"Why do people have to die?"
"To make life important."
"To make life important."
I forgot how much I love Six Feet Under. I've been watching a lot of it lately on bootleg DVDs, considering I'm stuck on my friends' couch and they don't have cable and I've got lots of my time on my hands before my NYC departure in two weeks. I remember my parents didn't get HBO until I was in high school, so the first night we had it I decided to curl up on the couch by myself and watch nothing but hours of it so I could see if its programing was all the life-changing, creative masterpiece bullshit it was always advertised to be. Luckily, I found myself at the very begining of a SFU mini-marathon, and the tale of disfunctionality that was the Fisher & Sons Funeral Home became the cornerstone of my television investment for the next five years.

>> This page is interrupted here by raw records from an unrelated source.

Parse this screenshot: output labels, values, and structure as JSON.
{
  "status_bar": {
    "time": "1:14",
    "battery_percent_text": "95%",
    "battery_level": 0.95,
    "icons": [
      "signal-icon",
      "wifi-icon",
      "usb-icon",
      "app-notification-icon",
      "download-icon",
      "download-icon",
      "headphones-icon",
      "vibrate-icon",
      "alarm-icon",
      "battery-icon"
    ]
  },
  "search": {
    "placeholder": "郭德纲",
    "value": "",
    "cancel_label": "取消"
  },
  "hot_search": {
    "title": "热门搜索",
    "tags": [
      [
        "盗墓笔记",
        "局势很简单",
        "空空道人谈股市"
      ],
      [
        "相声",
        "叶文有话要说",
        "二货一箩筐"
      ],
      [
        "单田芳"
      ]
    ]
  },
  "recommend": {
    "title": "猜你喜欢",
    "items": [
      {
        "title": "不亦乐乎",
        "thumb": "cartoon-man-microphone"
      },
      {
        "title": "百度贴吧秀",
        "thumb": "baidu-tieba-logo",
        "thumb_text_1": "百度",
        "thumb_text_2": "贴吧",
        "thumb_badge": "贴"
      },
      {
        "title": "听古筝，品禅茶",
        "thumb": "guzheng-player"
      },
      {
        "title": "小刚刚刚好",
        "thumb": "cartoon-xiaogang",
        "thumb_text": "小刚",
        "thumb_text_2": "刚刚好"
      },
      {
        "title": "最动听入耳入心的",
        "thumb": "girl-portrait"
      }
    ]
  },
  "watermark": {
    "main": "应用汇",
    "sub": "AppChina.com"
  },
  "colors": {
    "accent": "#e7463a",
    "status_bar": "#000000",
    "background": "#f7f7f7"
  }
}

SFU has this unexplainable, quirky addictiveness that hooks you in from the first episode and doesn't let go until you've seen the whole fucking Fisher family die, quite literally, and somehow that same invigorating lightening has struck again. The brilliance is still there, the acting impeccable and the writing layered with an offbeat imagination that somehow hides a firm, brutal honesty on the importance of life and the meaning of death behind layers of dead bodies and musical numbers and explicit sexuality. As a result, I'm only more hungry for the creativity that awaits in the world of brave, professional New York theatre. Well, there's that, and also the fact that I'm dreaming constantly about death and my parents' divorce and my teeth falling out. Death not so much in the morbid sense, but in the dream within a dream type way where a space ship falls on my house or Matthew Fox from Lost sets out on a mission of mass extermination across the UNC campus. The divorce is, well, divorce. But the teeth, that's the weird part. I've always had dreams where my teeth fall out, but in these, I pull my own teeth out. And my father is usually watching, or my cousin is drowning in a pool, or I'm smoking goo with aliens and I punch my teeth out to impress their extraterrestrial ways. When I tried to Google the meaning the only thing that came up was the idea that Freud describes dreams about teeth falling out as unconscious manifestations of guilt about masturbation. On the "fuck no" flip side of the equation, I'm sure it just has something to do with anxiety or stress or a big change or something clinical like that.
I blame this all on you, Claire Fisher. Damn you and your pretty face and your fucked up family.